Lobster Eggs Benny
Creamy Egg Yolks with a super luscious Hollandaise that whips up in 30 seconds makes this lobster eggs benny a favourite addition to my brunch line up.
Ingredients
- 12 Conestoga Eggs
- 2 English Muffins
- 2 TSP Lemon Juice
- 1 TBSP Dijon/Grainy Mustard
- 1 LB Unsalted Butter
- 1 Tin of Scout Canning Lobster you can sub in any seafood you like
- Salt to taste
Instructions
- In a Medium Sized Bowl, Crack 4 Conestoga Eggs and separate the Whites from the Yolks
- Melt 1 Lb of Butter in a small sauce pot
- In your blender, add Egg Yolks, Lemon Juice and Mustard and blend on low.
- Slowly incorporate your butter until the hollandaise emulsifies and comes together.

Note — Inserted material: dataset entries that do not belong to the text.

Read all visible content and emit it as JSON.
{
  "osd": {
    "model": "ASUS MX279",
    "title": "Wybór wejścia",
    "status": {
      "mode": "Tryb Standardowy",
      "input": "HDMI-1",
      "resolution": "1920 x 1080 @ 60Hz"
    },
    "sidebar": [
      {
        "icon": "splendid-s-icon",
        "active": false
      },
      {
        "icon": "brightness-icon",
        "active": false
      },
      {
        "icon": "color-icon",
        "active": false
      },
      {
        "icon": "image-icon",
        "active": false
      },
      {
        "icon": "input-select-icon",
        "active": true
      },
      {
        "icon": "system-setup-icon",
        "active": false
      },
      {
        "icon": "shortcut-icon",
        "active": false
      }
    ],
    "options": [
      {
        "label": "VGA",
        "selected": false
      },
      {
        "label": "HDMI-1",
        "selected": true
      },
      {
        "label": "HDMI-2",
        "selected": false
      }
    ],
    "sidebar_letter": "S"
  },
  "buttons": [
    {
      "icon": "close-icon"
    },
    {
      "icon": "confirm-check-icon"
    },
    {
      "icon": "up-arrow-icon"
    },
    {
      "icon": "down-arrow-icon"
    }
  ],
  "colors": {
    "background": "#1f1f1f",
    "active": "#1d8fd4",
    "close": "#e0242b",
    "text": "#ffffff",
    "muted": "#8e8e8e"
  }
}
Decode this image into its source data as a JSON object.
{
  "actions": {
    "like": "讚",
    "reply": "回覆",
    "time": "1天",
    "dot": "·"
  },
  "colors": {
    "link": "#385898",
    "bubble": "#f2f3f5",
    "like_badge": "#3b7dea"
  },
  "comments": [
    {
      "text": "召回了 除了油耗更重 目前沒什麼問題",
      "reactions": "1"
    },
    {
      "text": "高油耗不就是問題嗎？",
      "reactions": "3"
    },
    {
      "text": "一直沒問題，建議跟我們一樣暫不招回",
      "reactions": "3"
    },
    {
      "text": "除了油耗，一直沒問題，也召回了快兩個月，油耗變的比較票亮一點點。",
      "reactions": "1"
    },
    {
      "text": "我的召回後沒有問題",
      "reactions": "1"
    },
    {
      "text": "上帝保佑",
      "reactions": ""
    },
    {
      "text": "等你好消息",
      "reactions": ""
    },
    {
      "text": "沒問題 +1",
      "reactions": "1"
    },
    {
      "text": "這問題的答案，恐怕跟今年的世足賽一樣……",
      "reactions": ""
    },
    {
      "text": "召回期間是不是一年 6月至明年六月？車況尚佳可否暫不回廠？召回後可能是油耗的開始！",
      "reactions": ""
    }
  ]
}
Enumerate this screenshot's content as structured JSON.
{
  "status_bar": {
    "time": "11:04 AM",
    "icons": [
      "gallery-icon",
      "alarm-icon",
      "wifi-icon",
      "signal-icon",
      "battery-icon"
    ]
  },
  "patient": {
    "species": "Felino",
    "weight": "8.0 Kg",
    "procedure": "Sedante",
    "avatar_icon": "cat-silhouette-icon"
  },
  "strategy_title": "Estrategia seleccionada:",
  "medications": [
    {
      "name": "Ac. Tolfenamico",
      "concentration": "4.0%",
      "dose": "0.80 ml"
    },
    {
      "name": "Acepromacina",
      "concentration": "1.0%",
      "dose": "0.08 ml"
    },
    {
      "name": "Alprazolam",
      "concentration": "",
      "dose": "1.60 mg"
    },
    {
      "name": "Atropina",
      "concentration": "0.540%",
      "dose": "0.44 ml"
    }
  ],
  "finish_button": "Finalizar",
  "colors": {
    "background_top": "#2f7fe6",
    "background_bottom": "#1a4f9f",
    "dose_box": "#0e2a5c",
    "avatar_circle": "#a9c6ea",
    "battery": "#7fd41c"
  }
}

Season to taste
- Set aside in a warm place while you poach your eggs
- In a small pot, heat water with a little white vinegar and salt until simmering.
- Swirl the water and add your eggs one at a time and poach until desired doneness, I recommend 3-5 minutes for soft jammy yolks.
- Toast your English Muffins and pull apart
- Garnish with half a tin of Scout Lobster
- Top with Softly cooked Eggs and load up on the hollandaise.
- Garnish with a sprig of Parsley or any fresh herbs you may have and Enjoy!